The engine is definitely the most important part in a car. Without it, the car is just a huge monster that cannot go anywhere. However, when you open the hood and see a big confusing jumble of metal, tubes and wires, you may wonder how exactly the engine works. Now I would like to give you an explanation to it.

Most of the car is powered by gasoline that is burned inside the engine to create power and make the car move. Therefore, a car engine is an internal combustion engine. Well, how does the combustion take place internally? Let’s take a look.

The core of the engine is the cylinder, with the piston moving up and down inside to create power. But how could the gasoline make the piston move? Where does the combustion occur? Well, there are intake valves drawing air and gasoline into the cylinder and pushing the piston, firstly at the top, to move down. Then, due to inertia, the piston moves up to compress the fuel/air mixture. And when the piston comes up to the very point, the spark plug will emit a spark to ignite the gasoline, which causes the explosion, driving the piston down. And once the piston hits the bottom of its stroke, the exhaust valve opens to let the exhaust to go out, ready for the next cycle of combustion.

Besides, although the motion produced by piston is linear, the linear motion is converted into rotational motion by the crankshaft at last. Also, in a car engine, there are at least 4 cylinders, which are usually arranged in one of three ways: inline, V or flat. And each of them has different advantages and disadvantages. Thus, choosing a specific cylinder arrangement is influenced by cost, space available under the hood, position requirements, existing manufacturing facilities, power to weight ratio, etc.

Moreover, you might be curious about why we should have six or eight cylinders in a car engine. After all, is it possible that we could gain the same power if we install a big cylinder of the same displacement of six or eight cylinders? Well, regretfully, the answer is no. A V-8 engine is much smoother because it has eight evenly spaced explosions instead of one big explosion. Another reason is starting torque. When you start a V-8 engine, you are only driving two cylinders (1 liter) through their compression strokes, but with one big cylinder you would have to compress 4 liters instead.
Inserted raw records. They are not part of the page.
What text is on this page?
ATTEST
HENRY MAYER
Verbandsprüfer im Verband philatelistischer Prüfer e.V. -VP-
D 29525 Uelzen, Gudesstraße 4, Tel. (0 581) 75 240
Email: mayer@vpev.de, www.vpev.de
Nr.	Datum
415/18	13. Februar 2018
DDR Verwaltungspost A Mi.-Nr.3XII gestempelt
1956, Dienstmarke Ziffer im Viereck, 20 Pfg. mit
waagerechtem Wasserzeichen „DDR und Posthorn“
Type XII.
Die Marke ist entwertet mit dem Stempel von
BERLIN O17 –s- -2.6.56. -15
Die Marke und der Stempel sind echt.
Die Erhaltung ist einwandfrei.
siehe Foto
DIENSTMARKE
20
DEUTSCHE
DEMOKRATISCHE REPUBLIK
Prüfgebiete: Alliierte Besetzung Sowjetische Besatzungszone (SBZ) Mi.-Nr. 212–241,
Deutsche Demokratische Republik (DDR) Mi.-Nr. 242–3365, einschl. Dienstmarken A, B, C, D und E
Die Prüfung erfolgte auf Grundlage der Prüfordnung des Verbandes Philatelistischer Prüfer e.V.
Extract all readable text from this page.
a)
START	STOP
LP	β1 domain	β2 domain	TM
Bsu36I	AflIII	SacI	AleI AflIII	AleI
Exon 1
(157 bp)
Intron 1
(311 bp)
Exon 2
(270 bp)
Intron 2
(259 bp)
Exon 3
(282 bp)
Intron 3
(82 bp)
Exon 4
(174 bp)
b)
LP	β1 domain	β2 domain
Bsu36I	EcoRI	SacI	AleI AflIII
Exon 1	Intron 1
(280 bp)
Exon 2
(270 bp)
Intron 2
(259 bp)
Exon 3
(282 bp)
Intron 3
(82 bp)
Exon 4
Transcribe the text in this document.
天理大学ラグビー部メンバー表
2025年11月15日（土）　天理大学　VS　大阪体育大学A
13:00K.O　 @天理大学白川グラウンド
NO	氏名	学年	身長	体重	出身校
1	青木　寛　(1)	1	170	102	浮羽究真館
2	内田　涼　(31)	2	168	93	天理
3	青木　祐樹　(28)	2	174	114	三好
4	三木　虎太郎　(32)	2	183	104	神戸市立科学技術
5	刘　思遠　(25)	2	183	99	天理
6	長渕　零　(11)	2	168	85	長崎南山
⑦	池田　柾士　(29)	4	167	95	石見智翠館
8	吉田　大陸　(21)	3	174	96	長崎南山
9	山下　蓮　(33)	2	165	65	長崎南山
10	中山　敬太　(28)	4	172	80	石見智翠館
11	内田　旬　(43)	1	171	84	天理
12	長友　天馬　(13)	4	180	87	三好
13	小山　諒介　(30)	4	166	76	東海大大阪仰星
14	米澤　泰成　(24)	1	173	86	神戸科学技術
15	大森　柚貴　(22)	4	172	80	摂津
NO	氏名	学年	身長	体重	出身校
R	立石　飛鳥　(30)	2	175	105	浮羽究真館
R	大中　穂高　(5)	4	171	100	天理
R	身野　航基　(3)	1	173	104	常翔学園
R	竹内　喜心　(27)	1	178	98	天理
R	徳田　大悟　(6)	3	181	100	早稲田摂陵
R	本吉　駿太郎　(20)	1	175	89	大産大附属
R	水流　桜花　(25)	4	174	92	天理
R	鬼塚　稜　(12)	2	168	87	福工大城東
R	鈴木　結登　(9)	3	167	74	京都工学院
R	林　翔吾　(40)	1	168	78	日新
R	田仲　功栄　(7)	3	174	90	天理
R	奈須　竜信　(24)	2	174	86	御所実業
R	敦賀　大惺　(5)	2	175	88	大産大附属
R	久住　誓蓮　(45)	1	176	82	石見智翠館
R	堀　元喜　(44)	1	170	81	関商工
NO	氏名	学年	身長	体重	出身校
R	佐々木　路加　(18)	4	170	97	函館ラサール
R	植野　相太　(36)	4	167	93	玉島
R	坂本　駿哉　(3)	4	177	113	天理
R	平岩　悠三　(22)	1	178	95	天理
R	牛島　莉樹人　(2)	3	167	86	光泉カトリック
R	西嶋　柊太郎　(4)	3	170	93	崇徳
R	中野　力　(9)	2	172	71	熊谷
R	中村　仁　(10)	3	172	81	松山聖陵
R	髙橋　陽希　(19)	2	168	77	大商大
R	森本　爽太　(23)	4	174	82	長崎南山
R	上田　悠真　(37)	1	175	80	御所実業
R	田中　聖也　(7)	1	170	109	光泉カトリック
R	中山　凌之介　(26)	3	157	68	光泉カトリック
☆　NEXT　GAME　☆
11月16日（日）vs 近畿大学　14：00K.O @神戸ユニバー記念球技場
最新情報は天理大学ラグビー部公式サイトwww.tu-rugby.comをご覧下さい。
Finally, I would like to point out three basics things that will keep engine from running. The first is bad fuel mix that is mainly caused by clogged intake or an impurity in the fuel. The second is lack of compression that results from worn piston rings and not properly sealing intake or exhaust valves. The last one is lack of spark that is caused by worn out or missing wires. Therefore, you should check your engine from time to time in case that it breaks down suddenly.